Since our post earlier this afternoon suggesting that Norm Coleman was the slight favorite to win the recount, Al Franken has gotten three pieces of good news which cloud the picture and may tilt the probabilities in his favor.

The first is that, according to TPM’s Eric Kleefeld, the Franken campaign estimated that it was just 50 ballots behind as of this morning, assuming that all challenges will be rejected. This standard is different from the one the Secretary of State uses, as the Secretary of State treats all challenged ballots as nonvotes until they are addressed by the Canvassing Board, effectively allowing either campaign to deduct votes from the opponent’s total by challenging legal ballots. However, since the vast majority of such challenges will be rejected, the Franken campaign’s standard is probably more reasonable.

I have also had conversations with senior Franken officials and been quoted similar numbers, and believe there is strong reason to regard the Franken campaign’s claims as credible — they are tracking every challenged ballot in every precinct, and have far more information about the nature of ballot challenges than is publicly available. (The Coleman campaign likely has such information too, but have been less forthcoming about it).
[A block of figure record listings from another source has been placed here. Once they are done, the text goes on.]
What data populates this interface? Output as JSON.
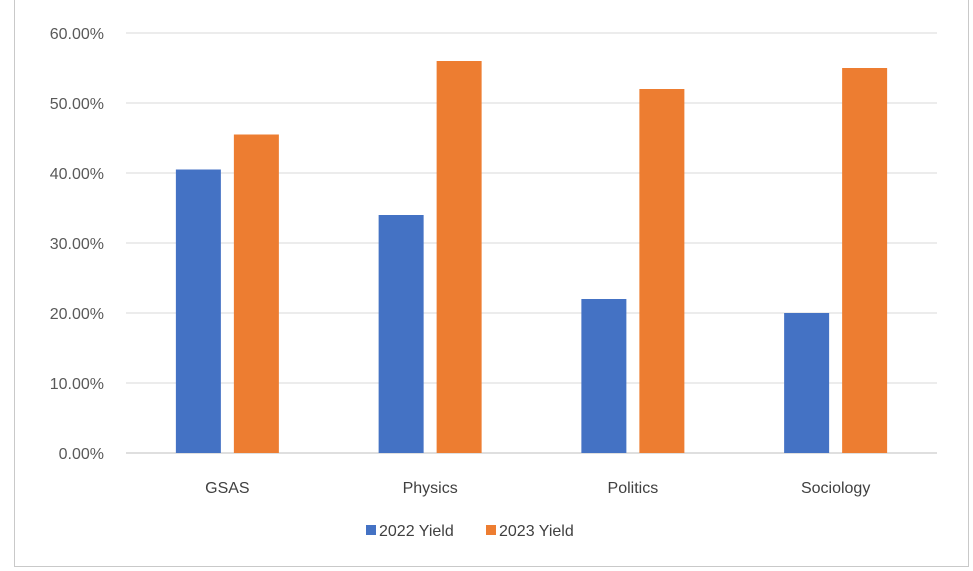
{
  "chart_data": {
    "type": "bar",
    "categories": [
      "GSAS",
      "Physics",
      "Politics",
      "Sociology"
    ],
    "series": [
      {
        "name": "2022 Yield",
        "values": [
          40.5,
          34.0,
          22.0,
          20.0
        ],
        "color": "#4472c4"
      },
      {
        "name": "2023 Yield",
        "values": [
          45.5,
          56.0,
          52.0,
          55.0
        ],
        "color": "#ed7d31"
      }
    ],
    "y_ticks": [
      "0.00%",
      "10.00%",
      "20.00%",
      "30.00%",
      "40.00%",
      "50.00%",
      "60.00%"
    ],
    "ylim": [
      0,
      60
    ],
    "grid": true,
    "legend_position": "bottom"
  }
}
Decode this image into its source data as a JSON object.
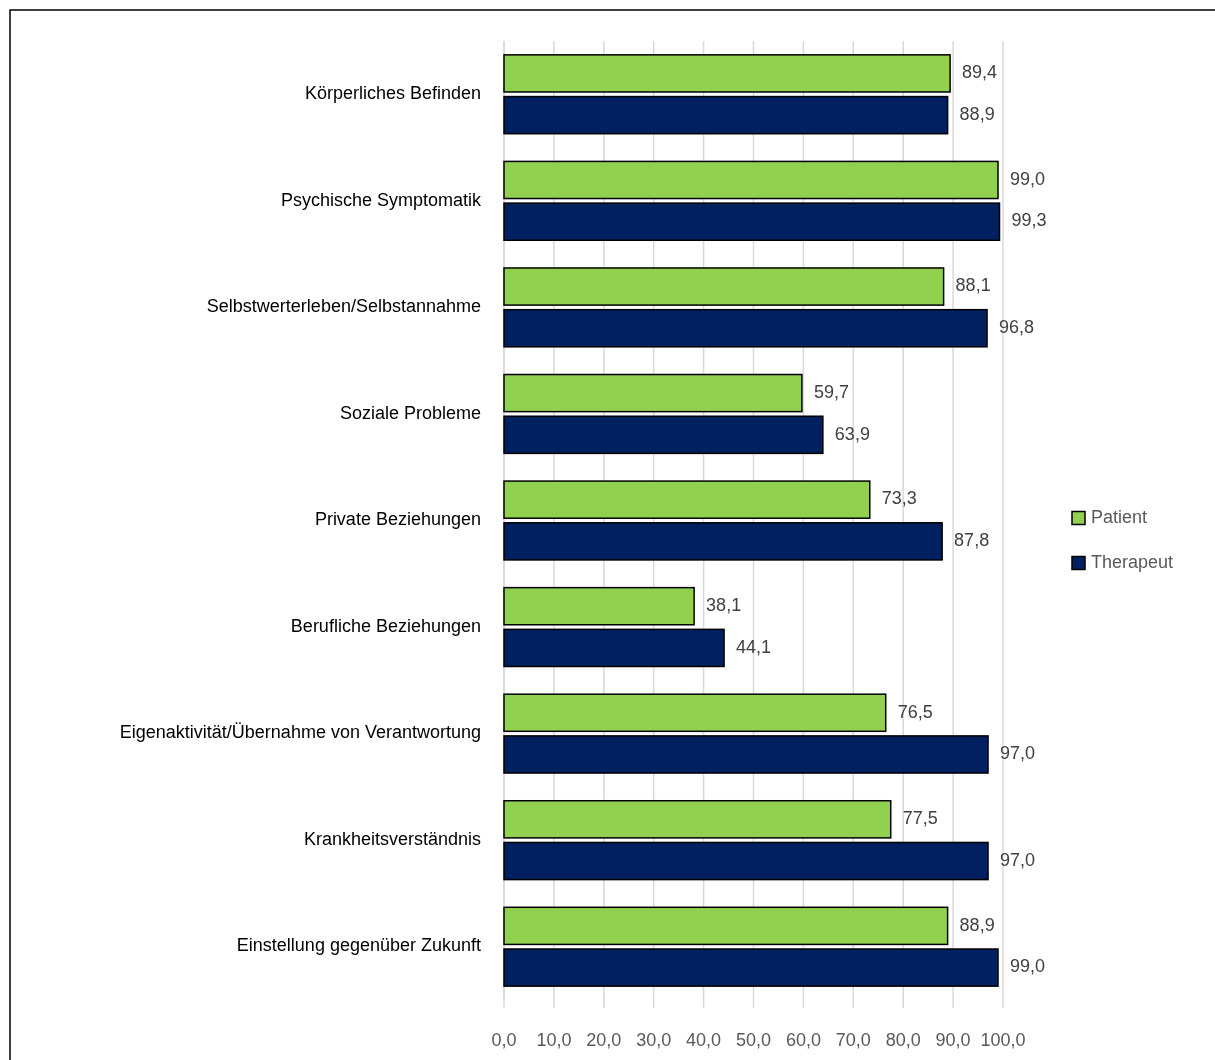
{
  "chart_data": {
    "type": "bar",
    "orientation": "horizontal",
    "categories": [
      "Körperliches Befinden",
      "Psychische Symptomatik",
      "Selbstwerterleben/Selbstannahme",
      "Soziale Probleme",
      "Private Beziehungen",
      "Berufliche Beziehungen",
      "Eigenaktivität/Übernahme von Verantwortung",
      "Krankheitsverständnis",
      "Einstellung gegenüber Zukunft"
    ],
    "series": [
      {
        "name": "Patient",
        "color": "#92d050",
        "values": [
          89.4,
          99.0,
          88.1,
          59.7,
          73.3,
          38.1,
          76.5,
          77.5,
          88.9
        ],
        "value_labels": [
          "89,4",
          "99,0",
          "88,1",
          "59,7",
          "73,3",
          "38,1",
          "76,5",
          "77,5",
          "88,9"
        ]
      },
      {
        "name": "Therapeut",
        "color": "#002060",
        "values": [
          88.9,
          99.3,
          96.8,
          63.9,
          87.8,
          44.1,
          97.0,
          97.0,
          99.0
        ],
        "value_labels": [
          "88,9",
          "99,3",
          "96,8",
          "63,9",
          "87,8",
          "44,1",
          "97,0",
          "97,0",
          "99,0"
        ]
      }
    ],
    "xlim": [
      0,
      100
    ],
    "xticks": [
      {
        "value": 0,
        "label": "0,0"
      },
      {
        "value": 10,
        "label": "10,0"
      },
      {
        "value": 20,
        "label": "20,0"
      },
      {
        "value": 30,
        "label": "30,0"
      },
      {
        "value": 40,
        "label": "40,0"
      },
      {
        "value": 50,
        "label": "50,0"
      },
      {
        "value": 60,
        "label": "60,0"
      },
      {
        "value": 70,
        "label": "70,0"
      },
      {
        "value": 80,
        "label": "80,0"
      },
      {
        "value": 90,
        "label": "90,0"
      },
      {
        "value": 100,
        "label": "100,0"
      }
    ],
    "grid": "x",
    "legend": "right"
  }
}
In addition, being about 50 ballots behind at this stage would also be more consistent with the consensus of our statistical models, which suggested that while Franken probably remained behind, the race was much closer than it appeared to be from the Secretary of State’s count.

The second piece of cheery news for Franken is that officials in Ramsey County have “discovered” a stack of 171 ballots that were never counted in the first place; those ballots returned a net of 37 votes for Franken. This is a very big deal; a net gain of 37 votes makes a huge amount of difference in a race that could easily be decided by a small, double-digit margin. If the 37-vote gain in added to the 50-vote margin that the Franken campaign estimated that it trailed by at the start of the day, that would put them just 13 votes behind with 8-9 percent of the state’s votes still left to be counted. That is to say, according to the Franken campaign’s methodology, the race will likely be effectively tied as we head toward the challenge stage of the recount process.

The final piece of news is that the Canvassing Board has instructed county officials to sort through rejected absentee ballots, and identify those ballots which did not appear to have a valid reason for rejection. This is potentially (although far from certainly) a precursor to those ballots actually being counted, a process which we estimated would result in a net gain of 25 to 100 votes for Franken (the Franken campaign believes a similar number of ballots are at stake).

All in all, it is suddenly much more difficult to make the case that Coleman is the favorite in the recount. If the absentee ballots wind up being counted, the opposite may in fact be true.

Nate Silver is the founder and editor in chief of FiveThirtyEight.